Priv.-Doz. Dr. med. dent. Torsten Mundt, Poliklinik für Zahnärztliche Prothetik, Alterszahnheilkunde und medizinische Werkstoffkunde, Zentrum für Zahn-, Mund- und Kieferheilkunde, Universitätsmedizin Greifswald

Einteilige Miniimplantate mit einem Durchmesser von  ≤ 2,8 mm werden seit Mitte der 1990er Jahre zur Abstützung von festsitzendem und herausnehmbarem Zahnersatz eingesetzt, um bei schmalem Knochen eine minimalinvasive und preiswerte Alternative gegenüber konventionellen Implantaten und Augmentationen zu haben. Der Beitrag beschreibt die Grundsätze der Anwendung von Miniimplantaten zur Stabilisierung von Total- sowie Teilprothesen und gibt einen Überblick über die bisher verfügbare Literatur. Im Unterkiefer sollten wenigstens vier und im Oberkiefer sechs Pfeiler für die Prothesen­abstützung herangezogen werden. Nach 2010 sind eine Reihe von hochwertigen Studien veröffentlicht worden, welche aber häufig nur eine Beobachtungszeit von weniger als 5 Jahren aufweisen.
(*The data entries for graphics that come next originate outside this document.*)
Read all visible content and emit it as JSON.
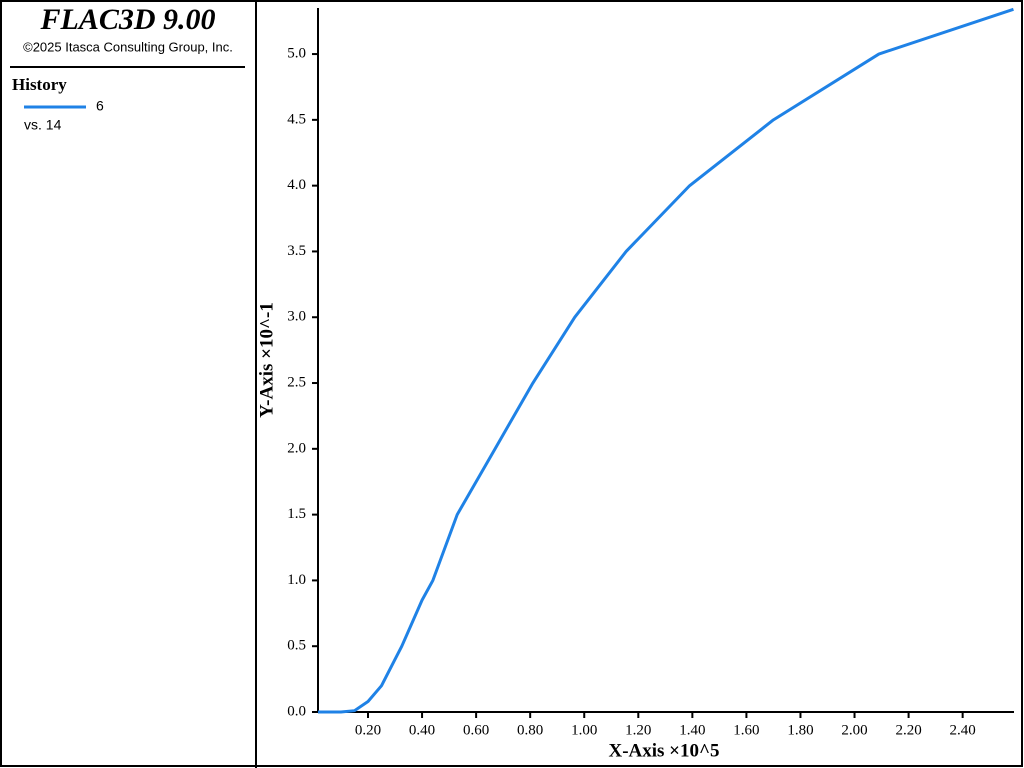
{
  "header": {
    "title": "FLAC3D 9.00",
    "copyright": "©2025 Itasca Consulting Group, Inc.",
    "section": "History",
    "vs_label": "vs. 14"
  },
  "chart_data": {
    "type": "line",
    "x_label": "X-Axis ×10^5",
    "y_label": "Y-Axis ×10^-1",
    "x": [
      0.015,
      0.1,
      0.15,
      0.2,
      0.25,
      0.3,
      0.325,
      0.4,
      0.44,
      0.53,
      0.67,
      0.81,
      0.965,
      1.155,
      1.39,
      1.7,
      2.09,
      2.588
    ],
    "series": [
      {
        "name": "6",
        "color": "#1f82e6",
        "values": [
          0,
          0,
          0.01,
          0.08,
          0.2,
          0.4,
          0.5,
          0.85,
          1.0,
          1.5,
          2.0,
          2.5,
          3.0,
          3.5,
          4.0,
          4.5,
          5.0,
          5.34
        ]
      }
    ],
    "xlim": [
      0.015,
      2.59
    ],
    "ylim": [
      0,
      5.35
    ],
    "xticks": [
      {
        "value": 0.2,
        "label": "0.20"
      },
      {
        "value": 0.4,
        "label": "0.40"
      },
      {
        "value": 0.6,
        "label": "0.60"
      },
      {
        "value": 0.8,
        "label": "0.80"
      },
      {
        "value": 1.0,
        "label": "1.00"
      },
      {
        "value": 1.2,
        "label": "1.20"
      },
      {
        "value": 1.4,
        "label": "1.40"
      },
      {
        "value": 1.6,
        "label": "1.60"
      },
      {
        "value": 1.8,
        "label": "1.80"
      },
      {
        "value": 2.0,
        "label": "2.00"
      },
      {
        "value": 2.2,
        "label": "2.20"
      },
      {
        "value": 2.4,
        "label": "2.40"
      }
    ],
    "yticks": [
      {
        "value": 0,
        "label": "0.0"
      },
      {
        "value": 0.5,
        "label": "0.5"
      },
      {
        "value": 1.0,
        "label": "1.0"
      },
      {
        "value": 1.5,
        "label": "1.5"
      },
      {
        "value": 2.0,
        "label": "2.0"
      },
      {
        "value": 2.5,
        "label": "2.5"
      },
      {
        "value": 3.0,
        "label": "3.0"
      },
      {
        "value": 3.5,
        "label": "3.5"
      },
      {
        "value": 4.0,
        "label": "4.0"
      },
      {
        "value": 4.5,
        "label": "4.5"
      },
      {
        "value": 5.0,
        "label": "5.0"
      }
    ]
  }
}
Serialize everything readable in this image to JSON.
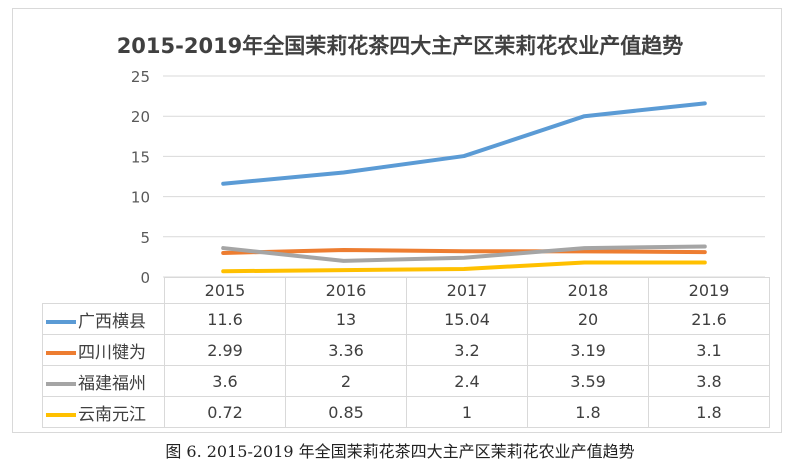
{
  "chart_data": {
    "type": "line",
    "title": "2015-2019年全国茉莉花茶四大主产区茉莉花农业产值趋势",
    "categories": [
      "2015",
      "2016",
      "2017",
      "2018",
      "2019"
    ],
    "ylim": [
      0,
      25
    ],
    "yticks": [
      "0",
      "5",
      "10",
      "15",
      "20",
      "25"
    ],
    "grid": true,
    "legend": "data-table",
    "series": [
      {
        "name": "广西横县",
        "color": "#5b9bd5",
        "values": [
          11.6,
          13,
          15.04,
          20,
          21.6
        ],
        "labels": [
          "11.6",
          "13",
          "15.04",
          "20",
          "21.6"
        ]
      },
      {
        "name": "四川犍为",
        "color": "#ed7d31",
        "values": [
          2.99,
          3.36,
          3.2,
          3.19,
          3.1
        ],
        "labels": [
          "2.99",
          "3.36",
          "3.2",
          "3.19",
          "3.1"
        ]
      },
      {
        "name": "福建福州",
        "color": "#a5a5a5",
        "values": [
          3.6,
          2,
          2.4,
          3.59,
          3.8
        ],
        "labels": [
          "3.6",
          "2",
          "2.4",
          "3.59",
          "3.8"
        ]
      },
      {
        "name": "云南元江",
        "color": "#ffc000",
        "values": [
          0.72,
          0.85,
          1,
          1.8,
          1.8
        ],
        "labels": [
          "0.72",
          "0.85",
          "1",
          "1.8",
          "1.8"
        ]
      }
    ]
  },
  "caption": "图 6. 2015-2019 年全国茉莉花茶四大主产区茉莉花农业产值趋势"
}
Die prospektiv ermittelten Implantat­überlebensraten nach Sofortbelastung der Miniimplantate betrugen im Unterkiefer 92 bis 100 %, im zahnlosen Oberkiefer jedoch 85 % und weniger. Dies hängt wahrscheinlich mit dem Belastungsprotokoll zusammen, denn bei unzureichender primärer Stabilität sollte noch keine Belastung durch die Matrizen, sondern bis zu ihrer Osseointegration eine weichbleibende Unterfütterung der Prothese erfolgen. Obwohl für die strategische Pfeilervermehrung mit Miniimplantaten noch keine aussagekräftigen Studien existieren, könnte dies bei ungünstiger Verteilung der Restzähne im Lückengebiss oder bei Zahnverlust eine interessante Option sein, die abschließend vorgestellt wird.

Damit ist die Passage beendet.